Richard Nesbitt is CEO, Global Risk Institute in Financial Services.
As you travel to work one morning, your chief technology officer calls with ominous news. Your organization has just joined the lengthening list of businesses, universities and government agencies that have fallen victim to a cyberattack.
How could this happen? After all, the same CTO assured you not long ago that all systems had passed a stringent audit and could fend off any known threat.
There is one crumb of consolation: You're not alone. Guarantees that systems are hack-proof mean less and less these days, as damaging cyberattacks on Equifax, Yahoo and the U.S. Securities and Exchange Commission, among many others, have shown.
A recent IBM study forecasts that at least one in four organizations will experience some form of cyberpenetration within the next decade. Emerging technologies such as artificial intelligence and quantum computing are rendering obsolete every one of today's encryption codes.
The growing risk of becoming the victim of a costly hack has far-reaching implications. Does e-commerce have any future in a world where no amount of encryption can protect files from a determined intruder? Perhaps it's time to reacquaint ourselves with the fax and telex machine again. Welcome back to the 1970s. The good news is that it shouldn't come to that. Organizations that do some serious contingency planning not only stand a better chance of fending off even the most ferocious cyberattacks, but also limiting the damage if one does occur.
Many businesses could take a leaf out of the book of the big banks, which have drawn up extensive disaster recovery plans, and regularly conduct cyberthreat simulations.
Canada's Superintendent of Financial Institutions recently co-ordinated industry-wide anti-hacking reviews. Canadian banks are also among dozens of participants in Quantum Dawn, a cybersecurity war game organized by the U.S. Securities Industry and Financial Markets Association. Banks in Britain have participated in several rounds of "Waking Shark" tests.
The Global Risk Institute runs a cyberwar game for directors of a wide range of companies so they can ask better questions about their own preparedness. This exercise has taught us some valuable lessons.
Perimeter protection is vital, but it is only the first stage of an effective defence.
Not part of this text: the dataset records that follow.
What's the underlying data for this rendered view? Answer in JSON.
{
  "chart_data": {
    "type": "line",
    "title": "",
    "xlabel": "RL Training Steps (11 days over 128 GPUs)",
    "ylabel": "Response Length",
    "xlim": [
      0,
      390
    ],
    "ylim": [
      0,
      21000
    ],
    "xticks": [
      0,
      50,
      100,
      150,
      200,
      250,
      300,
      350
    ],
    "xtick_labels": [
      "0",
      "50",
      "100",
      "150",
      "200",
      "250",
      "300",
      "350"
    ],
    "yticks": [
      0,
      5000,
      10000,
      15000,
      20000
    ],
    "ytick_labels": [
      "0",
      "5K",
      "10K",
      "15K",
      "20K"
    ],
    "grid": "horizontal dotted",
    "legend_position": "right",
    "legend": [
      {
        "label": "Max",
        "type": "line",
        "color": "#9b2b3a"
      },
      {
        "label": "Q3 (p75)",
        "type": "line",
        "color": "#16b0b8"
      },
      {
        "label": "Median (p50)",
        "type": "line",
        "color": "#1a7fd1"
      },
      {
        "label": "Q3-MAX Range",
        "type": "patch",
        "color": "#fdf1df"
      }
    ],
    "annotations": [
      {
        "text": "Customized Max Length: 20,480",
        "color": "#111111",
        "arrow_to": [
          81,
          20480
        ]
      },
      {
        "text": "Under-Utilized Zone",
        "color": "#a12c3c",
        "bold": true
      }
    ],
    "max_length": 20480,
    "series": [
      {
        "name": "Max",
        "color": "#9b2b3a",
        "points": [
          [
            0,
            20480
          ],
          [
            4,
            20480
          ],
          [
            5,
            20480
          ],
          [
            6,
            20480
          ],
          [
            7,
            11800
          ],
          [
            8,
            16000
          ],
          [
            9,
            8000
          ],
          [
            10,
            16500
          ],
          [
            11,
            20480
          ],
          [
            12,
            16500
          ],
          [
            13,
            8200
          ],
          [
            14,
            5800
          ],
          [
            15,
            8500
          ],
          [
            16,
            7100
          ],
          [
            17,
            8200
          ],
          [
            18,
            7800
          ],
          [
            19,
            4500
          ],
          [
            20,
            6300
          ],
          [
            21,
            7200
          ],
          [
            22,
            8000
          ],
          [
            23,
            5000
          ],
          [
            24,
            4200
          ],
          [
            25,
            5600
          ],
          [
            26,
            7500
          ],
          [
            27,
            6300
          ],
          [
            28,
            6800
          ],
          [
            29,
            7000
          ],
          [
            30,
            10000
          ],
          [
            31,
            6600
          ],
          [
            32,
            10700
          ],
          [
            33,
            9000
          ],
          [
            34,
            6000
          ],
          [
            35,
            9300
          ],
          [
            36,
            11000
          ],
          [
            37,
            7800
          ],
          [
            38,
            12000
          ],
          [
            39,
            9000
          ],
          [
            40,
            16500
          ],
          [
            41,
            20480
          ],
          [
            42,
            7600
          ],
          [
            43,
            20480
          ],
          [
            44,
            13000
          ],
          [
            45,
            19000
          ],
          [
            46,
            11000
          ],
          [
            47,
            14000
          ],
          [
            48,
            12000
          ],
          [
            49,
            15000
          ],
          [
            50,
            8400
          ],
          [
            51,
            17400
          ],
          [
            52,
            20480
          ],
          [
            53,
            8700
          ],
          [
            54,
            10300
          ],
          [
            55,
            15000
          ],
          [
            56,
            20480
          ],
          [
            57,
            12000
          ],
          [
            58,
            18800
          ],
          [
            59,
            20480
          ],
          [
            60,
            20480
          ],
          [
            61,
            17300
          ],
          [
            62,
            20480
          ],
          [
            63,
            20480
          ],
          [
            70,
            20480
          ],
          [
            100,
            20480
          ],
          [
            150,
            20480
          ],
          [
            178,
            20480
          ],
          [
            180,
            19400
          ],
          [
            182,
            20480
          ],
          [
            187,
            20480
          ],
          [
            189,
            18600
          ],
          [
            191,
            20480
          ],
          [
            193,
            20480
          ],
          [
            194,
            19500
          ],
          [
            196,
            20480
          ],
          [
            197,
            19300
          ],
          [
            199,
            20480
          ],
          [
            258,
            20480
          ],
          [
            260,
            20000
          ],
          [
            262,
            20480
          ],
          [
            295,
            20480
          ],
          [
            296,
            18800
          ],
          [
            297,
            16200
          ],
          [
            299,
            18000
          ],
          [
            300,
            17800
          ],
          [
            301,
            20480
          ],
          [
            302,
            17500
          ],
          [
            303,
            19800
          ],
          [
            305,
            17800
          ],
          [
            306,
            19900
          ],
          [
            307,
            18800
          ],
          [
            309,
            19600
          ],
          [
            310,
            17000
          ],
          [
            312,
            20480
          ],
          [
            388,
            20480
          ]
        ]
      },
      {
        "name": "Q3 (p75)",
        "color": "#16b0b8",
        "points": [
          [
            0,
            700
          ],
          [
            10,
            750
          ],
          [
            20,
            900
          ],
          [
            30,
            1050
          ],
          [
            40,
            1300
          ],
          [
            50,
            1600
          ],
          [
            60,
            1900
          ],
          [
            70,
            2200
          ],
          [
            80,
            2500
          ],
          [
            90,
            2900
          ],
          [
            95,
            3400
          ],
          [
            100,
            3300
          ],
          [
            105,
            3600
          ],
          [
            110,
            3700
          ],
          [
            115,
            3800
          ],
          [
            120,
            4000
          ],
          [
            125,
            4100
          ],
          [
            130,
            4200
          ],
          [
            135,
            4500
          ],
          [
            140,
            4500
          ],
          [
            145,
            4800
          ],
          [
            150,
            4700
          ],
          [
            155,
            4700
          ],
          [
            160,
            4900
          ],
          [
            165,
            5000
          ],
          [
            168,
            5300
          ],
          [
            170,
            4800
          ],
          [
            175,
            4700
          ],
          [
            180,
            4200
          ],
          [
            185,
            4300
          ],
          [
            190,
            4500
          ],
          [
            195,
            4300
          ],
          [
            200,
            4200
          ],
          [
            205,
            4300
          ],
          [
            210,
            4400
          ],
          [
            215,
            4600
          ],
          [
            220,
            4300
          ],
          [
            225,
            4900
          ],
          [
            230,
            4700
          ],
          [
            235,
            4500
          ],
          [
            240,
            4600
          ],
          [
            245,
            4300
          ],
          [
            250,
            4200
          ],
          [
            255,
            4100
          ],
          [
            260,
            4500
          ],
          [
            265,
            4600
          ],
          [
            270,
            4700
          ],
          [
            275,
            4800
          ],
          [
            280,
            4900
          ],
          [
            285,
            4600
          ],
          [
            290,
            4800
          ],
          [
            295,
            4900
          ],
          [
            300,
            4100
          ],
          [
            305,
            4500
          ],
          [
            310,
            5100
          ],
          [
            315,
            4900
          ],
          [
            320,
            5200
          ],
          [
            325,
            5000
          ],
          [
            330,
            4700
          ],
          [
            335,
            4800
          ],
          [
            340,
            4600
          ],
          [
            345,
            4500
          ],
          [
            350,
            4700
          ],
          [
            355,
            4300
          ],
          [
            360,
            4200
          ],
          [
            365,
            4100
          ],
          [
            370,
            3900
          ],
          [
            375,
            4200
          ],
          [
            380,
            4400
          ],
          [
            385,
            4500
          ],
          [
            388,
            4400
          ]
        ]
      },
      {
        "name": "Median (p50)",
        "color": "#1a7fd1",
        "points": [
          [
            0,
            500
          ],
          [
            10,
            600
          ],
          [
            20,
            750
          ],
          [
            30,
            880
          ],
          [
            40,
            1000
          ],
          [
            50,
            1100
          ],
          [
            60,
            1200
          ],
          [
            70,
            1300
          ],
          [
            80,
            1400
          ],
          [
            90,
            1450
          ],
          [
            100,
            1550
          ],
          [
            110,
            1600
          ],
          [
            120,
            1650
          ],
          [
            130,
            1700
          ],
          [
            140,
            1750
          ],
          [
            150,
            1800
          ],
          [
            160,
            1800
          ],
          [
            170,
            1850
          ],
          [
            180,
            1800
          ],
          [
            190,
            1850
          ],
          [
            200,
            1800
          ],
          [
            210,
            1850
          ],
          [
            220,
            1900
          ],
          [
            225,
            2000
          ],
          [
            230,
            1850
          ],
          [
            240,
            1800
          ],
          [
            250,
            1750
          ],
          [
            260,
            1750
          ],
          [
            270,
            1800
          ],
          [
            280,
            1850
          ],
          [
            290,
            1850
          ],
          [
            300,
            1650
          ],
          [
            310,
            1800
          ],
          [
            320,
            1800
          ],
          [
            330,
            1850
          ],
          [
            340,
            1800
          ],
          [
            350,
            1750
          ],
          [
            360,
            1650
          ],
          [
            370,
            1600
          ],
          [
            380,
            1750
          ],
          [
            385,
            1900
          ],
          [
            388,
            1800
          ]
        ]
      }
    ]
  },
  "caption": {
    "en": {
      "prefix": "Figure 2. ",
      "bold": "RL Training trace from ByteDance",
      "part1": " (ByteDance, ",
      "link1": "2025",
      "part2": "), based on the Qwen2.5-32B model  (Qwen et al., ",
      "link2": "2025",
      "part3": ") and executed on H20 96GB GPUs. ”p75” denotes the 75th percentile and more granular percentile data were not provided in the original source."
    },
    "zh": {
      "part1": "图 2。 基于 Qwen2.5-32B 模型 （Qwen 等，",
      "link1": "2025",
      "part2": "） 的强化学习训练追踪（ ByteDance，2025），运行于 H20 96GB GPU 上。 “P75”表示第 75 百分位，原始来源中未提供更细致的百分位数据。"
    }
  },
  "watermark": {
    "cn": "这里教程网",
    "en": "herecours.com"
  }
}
We have learned that detecting a cyberattacker is far more difficult than even many experts have been assuming. The average intrusion goes on for 146 days before it is discovered. Imagine a burglar living in your attic for almost five months and helping himself to your belongings while you are at work.
If the hack proves to be successful, a robust response plan is critical. Advance planning ensures that you are ready to act quickly to contain the damage. It also improves the chances of communicating effectively with customers, suppliers, media and others that may be affected. Without such communication, the damage to your organization's reputation will be even worse, as Equifax and others have discovered to their cost.
Every cyberattack response plan should thus include three elements:
Damage mitigation: This should be your top priority. A review of causes and damage can come later. Determine immediately what steps are possible with existing technology. Do you continue to operate or do you shut down some systems to contain the problem?
Communication: Multiple parties need to be kept informed, starting with employees, regulators, directors, customers, suppliers and media. You need to draw up a specific plan with timetables and key messages for each group, ready to go at a moment's notice.
Legal: Your plan should cover as many types of intrusion as possible so that legal experts are ready with carefully thought-out advice for each one. Inadequate preparation for the legal consequences of a hack has tripped up many a victim.
Be sure to test the recovery plan through role-playing or war-gaming. This exercise should involve all levels of the organization, including – and, perhaps most importantly – the chief executive officer and board of directors.
Finally, ask key suppliers and even large customers to be part of the planning process. That will give them confidence in your preparations and your willingness to keep them informed. Their support – or lack of it – could make or break your business when a crisis hits.
The bottom line: Your firm needs to have a well thought-out and tested cyberattack response plan to be prepared for that call from your chief technology officer telling you that "you've been hacked."